I’m not saying that Genesis 47-50 was added by someone else. They are so clearly part of the story of Joseph that I think this was deliberately done by one writer. What I would like to say is that it is not the same Genesis story that's continuing here in the book of Exodus. It's the same people, it's the same characters, but this is very clearly marked as a new episode.
Could the Torah have continued on with the story of the exodus without those chapters at the end of Genesis? I think it could have. But, as I mentioned last week, they were added to make an end for Genesis that would parallel the end of the Torah itself, where the blessing of Moses talks about the 12 tribes just as Jacob gives his 12 sons those unusual “blessings” meant to tell them what's going to happen to them in the far future.

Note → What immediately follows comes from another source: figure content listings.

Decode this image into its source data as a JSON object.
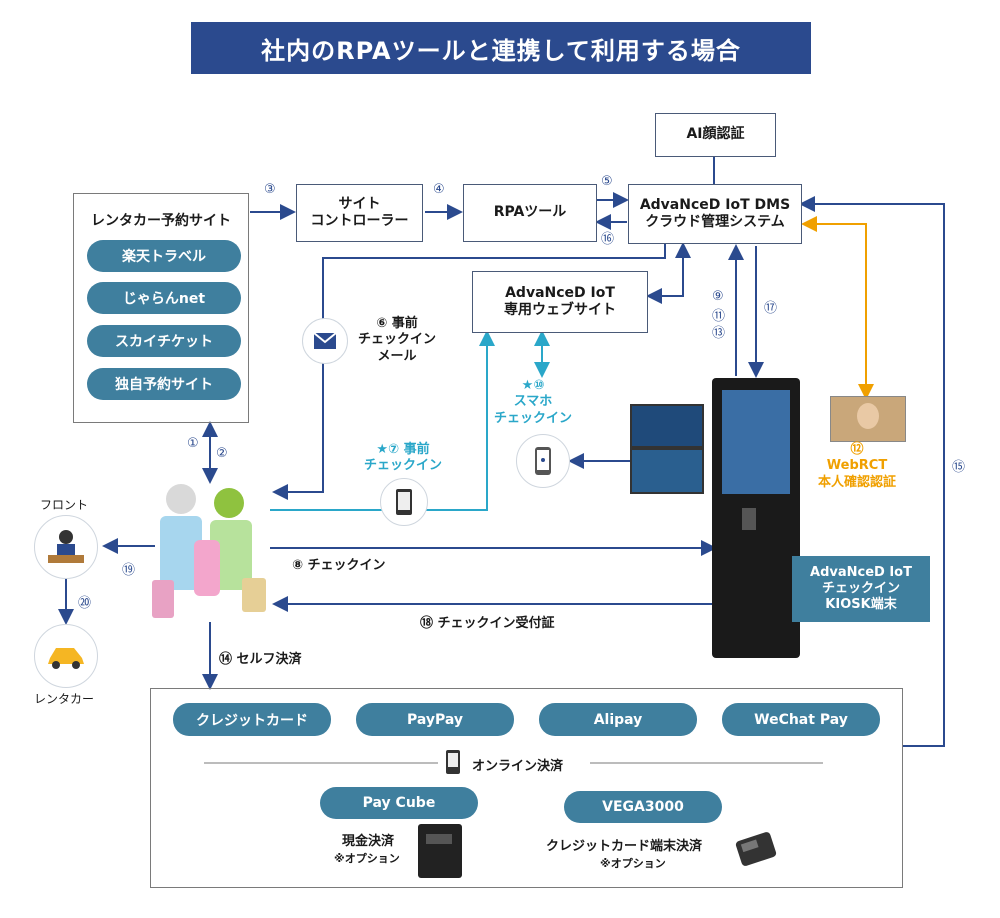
{
  "title": "社内のRPAツールと連携して利用する場合",
  "colors": {
    "title_bg": "#2b4a8e",
    "pill": "#3f7f9e",
    "arrow": "#2b4a8e",
    "teal": "#2aa7c9",
    "orange": "#f0a000",
    "kiosk_label_bg": "#3f7f9e"
  },
  "boxes": {
    "ai_face": "AI顔認証",
    "site_controller": "サイト\nコントローラー",
    "rpa_tool": "RPAツール",
    "dms": "AdvaNceD IoT DMS\nクラウド管理システム",
    "web_site": "AdvaNceD IoT\n専用ウェブサイト"
  },
  "rental_sites": {
    "title": "レンタカー予約サイト",
    "items": [
      "楽天トラベル",
      "じゃらんnet",
      "スカイチケット",
      "独自予約サイト"
    ]
  },
  "steps": {
    "s1": "①",
    "s2": "②",
    "s3": "③",
    "s4": "④",
    "s5": "⑤",
    "s16": "⑯",
    "s6": "⑥ 事前\nチェックイン\nメール",
    "s7": "★⑦ 事前\nチェックイン",
    "s9": "⑨",
    "s11": "⑪",
    "s13": "⑬",
    "s17": "⑰",
    "s10": "★⑩\nスマホ\nチェックイン",
    "s12": "⑫\nWebRCT\n本人確認認証",
    "s15": "⑮",
    "s8": "⑧ チェックイン",
    "s18": "⑱ チェックイン受付証",
    "s19": "⑲",
    "s20": "⑳",
    "s14": "⑭ セルフ決済"
  },
  "people_labels": {
    "front": "フロント",
    "rental_car": "レンタカー"
  },
  "kiosk_label": "AdvaNceD IoT\nチェックイン\nKIOSK端末",
  "payment": {
    "methods": [
      "クレジットカード",
      "PayPay",
      "Alipay",
      "WeChat Pay"
    ],
    "online": "オンライン決済",
    "pay_cube": "Pay Cube",
    "vega": "VEGA3000",
    "cash": "現金決済",
    "cash_note": "※オプション",
    "card_terminal": "クレジットカード端末決済",
    "card_note": "※オプション"
  }
}
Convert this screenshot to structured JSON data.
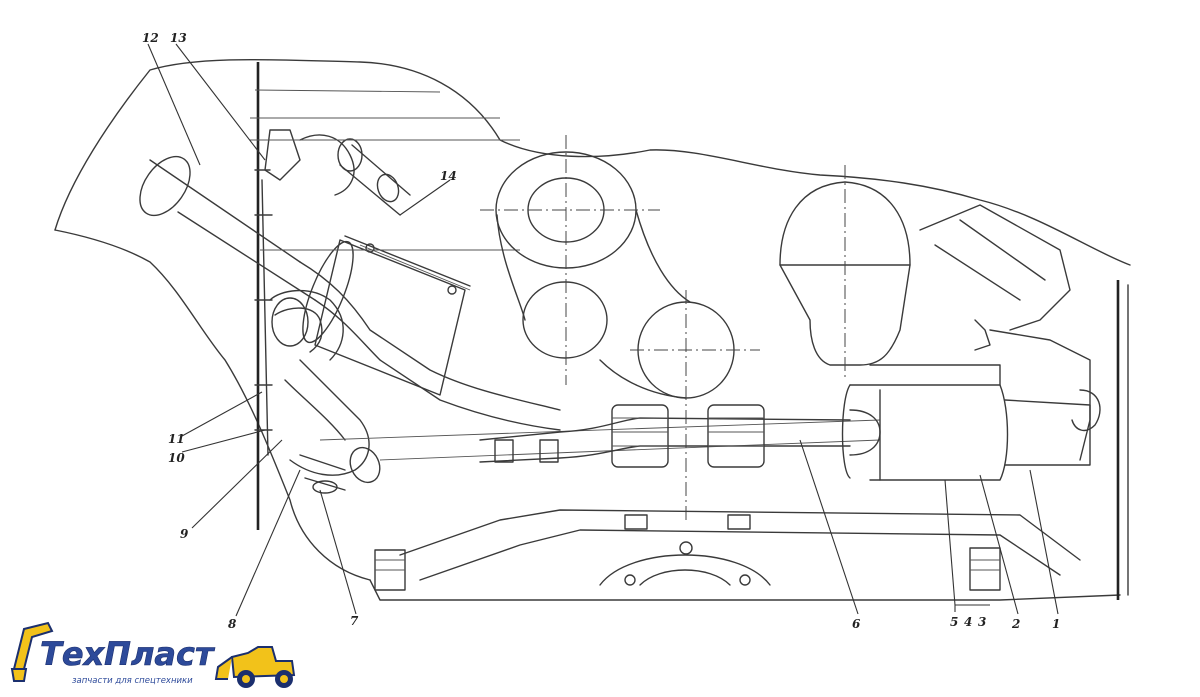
{
  "callouts": [
    {
      "id": "1",
      "text": "1"
    },
    {
      "id": "2",
      "text": "2"
    },
    {
      "id": "3",
      "text": "3"
    },
    {
      "id": "4",
      "text": "4"
    },
    {
      "id": "5",
      "text": "5"
    },
    {
      "id": "6",
      "text": "6"
    },
    {
      "id": "7",
      "text": "7"
    },
    {
      "id": "8",
      "text": "8"
    },
    {
      "id": "9",
      "text": "9"
    },
    {
      "id": "10",
      "text": "10"
    },
    {
      "id": "11",
      "text": "11"
    },
    {
      "id": "12",
      "text": "12"
    },
    {
      "id": "13",
      "text": "13"
    },
    {
      "id": "14",
      "text": "14"
    }
  ],
  "logo": {
    "brand": "ТехПласт",
    "tagline": "запчасти для спецтехники",
    "colors": {
      "brand_blue": "#2d4a9a",
      "machine_yellow": "#f2c21a"
    }
  }
}
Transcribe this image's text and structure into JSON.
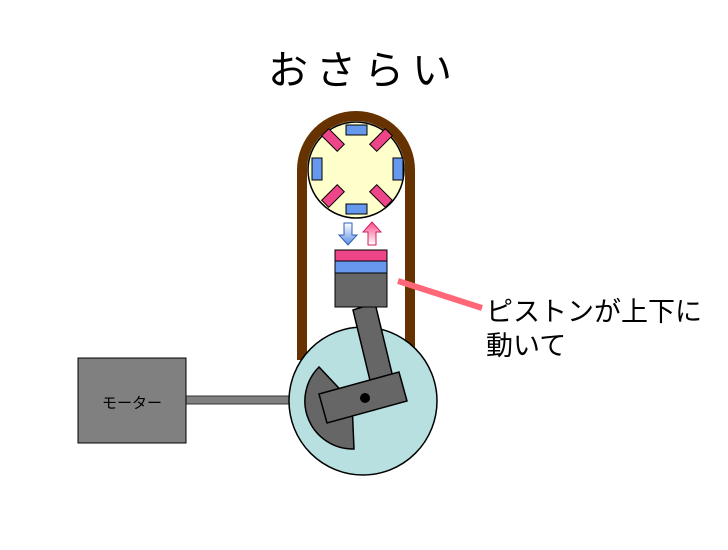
{
  "title": "おさらい",
  "motor_label": "モーター",
  "callout": {
    "line1": "ピストンが上下に",
    "line2": "動いて"
  },
  "colors": {
    "belt": "#663300",
    "wheel_top": "#ffffcc",
    "wheel_bottom": "#b8e0e0",
    "magnet_pink": "#ee4488",
    "magnet_blue": "#6699ee",
    "piston": "#666666",
    "motor": "#808080",
    "pointer": "#ff6677"
  }
}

Now, at the beginning of Exodus, our author had to quickly leap back to a point where he could continue the story a bit more naturally and segue into this new episode. If you felt a little bit unsteady on your feet as we moved so quickly from one man to twelve to (as we will learn in Exod 12:37) 600,000, and from the time of Jacob to that of his great-great-grandson Moses — if you felt a little bit unsteady on your feet as that happened, I can't really blame you.